Amazon follows logistics trajectory


The position revealed by Amazon in its annual results released last week was familiar enough. Huge investment in physical infrastructure and new logistics services depressing profits at the retail operation with performance supported by its cloud server business.

Certainly the volume of physical items sold by Amazon is buoyant. Splitting out its media and physical e-commerce activities, it can be seen that sales at the former rose by 7% over the financial year 2016, however “Electronics and General Merchandise” sales increased by 25% in North America, whilst they grew by 24% in its ‘International’ segment. Yet the ‘International’ segment remains firmly loss-making, with the last quarter seeing a negative operating income of $487m.

The big problem that Amazon is facing on the logistics side is the continued increase in ‘shipping costs’. These are up 35% for the year, which is hardly surprising bearing in-mind that the directly employed workforce has grown by 48% to 341,000 people.

At the group level net sales for the year were up 27% to US$136bn whilst operating income almost doubled at $4.2bn. But, as usual, the running in terms of profits was done by the AWS server business which saw income up 60% over the year, hitting $3.1bn on sales of $12.2bn.
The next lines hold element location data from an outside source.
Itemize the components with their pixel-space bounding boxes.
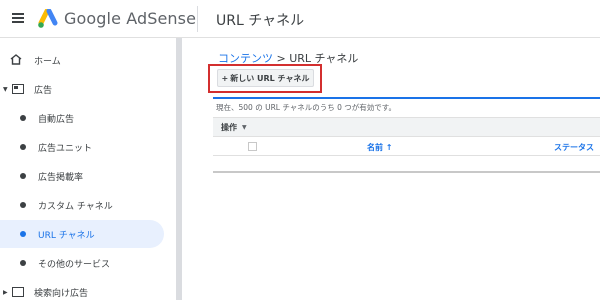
sidebar-item-url-channels[interactable]: URL チャネル [0,220,164,248]
hamburger-menu-icon[interactable] [12,13,24,23]
sidebar-item-home[interactable]: ホーム [0,46,164,74]
column-header-name[interactable]: 名前 ↑ [367,142,393,153]
table-toolbar: 操作 ▼ [213,117,600,137]
page-title: URL チャネル [216,13,305,29]
bullet-icon [20,260,26,266]
app-name: Google AdSense [64,9,197,28]
sidebar-item-label: カスタム チャネル [38,201,113,212]
table-bottom-border [213,171,600,173]
sidebar-item-label: その他のサービス [38,259,111,270]
top-app-bar: Google AdSense URL チャネル [0,0,600,38]
new-url-channel-button[interactable]: + 新しい URL チャネル [217,69,314,87]
table-divider [213,155,600,156]
sidebar-item-label: 自動広告 [38,114,75,125]
select-all-checkbox[interactable] [248,142,257,151]
sidebar-item-label: ホーム [34,56,61,67]
sidebar-item-auto-ads[interactable]: 自動広告 [0,104,164,132]
sidebar-item-label: 広告 [34,85,53,96]
sidebar-item-label: 広告掲載率 [38,172,84,183]
section-divider [213,97,600,99]
bullet-icon [20,173,26,179]
bullet-icon [20,144,26,150]
chevron-down-icon: ▼ [242,124,247,131]
sidebar-item-label: 広告ユニット [38,143,93,154]
operations-label: 操作 [221,123,237,132]
home-icon [10,54,22,65]
adsense-logo-icon [38,9,58,28]
plus-icon: + [221,73,229,83]
expand-caret-icon[interactable]: ▼ [3,86,8,93]
sidebar-item-ad-coverage[interactable]: 広告掲載率 [0,162,164,190]
ads-icon [12,84,24,94]
collapse-caret-icon[interactable]: ▶ [3,289,8,296]
bullet-icon [20,202,26,208]
sidebar-item-label: URL チャネル [38,230,95,241]
sidebar-item-other-services[interactable]: その他のサービス [0,249,164,277]
channel-count-status: 現在、500 の URL チャネルのうち 0 つが有効です。 [216,103,397,112]
operations-dropdown[interactable]: 操作 ▼ [221,122,247,133]
bullet-icon [20,231,26,237]
search-ads-icon [12,287,24,297]
sidebar-item-custom-channels[interactable]: カスタム チャネル [0,191,164,219]
sidebar-scrollbar[interactable] [176,38,182,300]
sidebar-item-search-ads[interactable]: ▶ 検索向け広告 [0,278,164,300]
sidebar: ホーム ▼ 広告 自動広告 広告ユニット 広告掲載率 カスタム チャネル URL… [0,38,176,300]
header-divider [197,6,198,32]
column-header-status[interactable]: ステータス [554,142,594,153]
sidebar-item-ad-units[interactable]: 広告ユニット [0,133,164,161]
table-header-row: 名前 ↑ ステータス [213,139,600,155]
sidebar-item-label: 検索向け広告 [34,288,89,299]
new-button-label: 新しい URL チャネル [230,73,310,83]
sidebar-item-ads[interactable]: ▼ 広告 [0,75,164,103]
bullet-icon [20,115,26,121]
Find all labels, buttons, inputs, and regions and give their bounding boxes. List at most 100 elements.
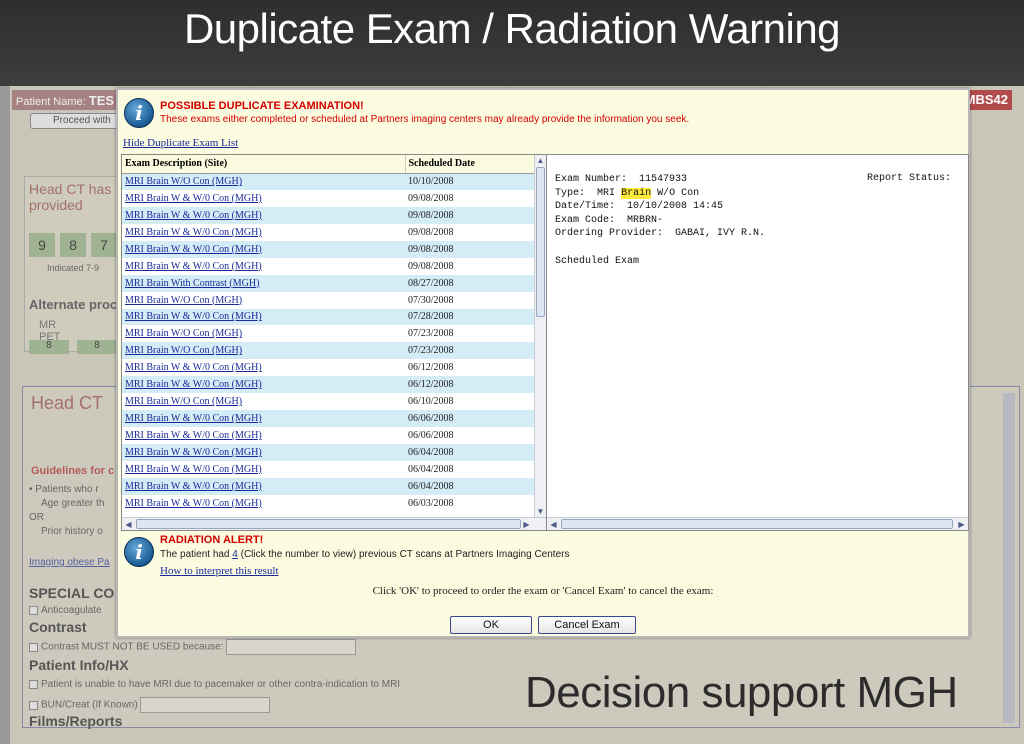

Operating income for the whole group was only $4,186 on sales of $135,987bn.      

Amazon is still a logistics network under construction. The core North America business delivers a respectable 5% return on sales but the ‘International’ business drags this down. There needs to come a point when capital expenditure is moderated and the in-house logistics infrastructure delivers its reduction in the cost of fulfilment, however Amazon is still quite some way away from this. Indeed, judging by the company’s recent project announcements the pace of development is increasing, with fulfilment centre space up by a third in 2016. Bearing in-mind at some-point it will have to replicate the density of network seen in North America elsewhere in the world.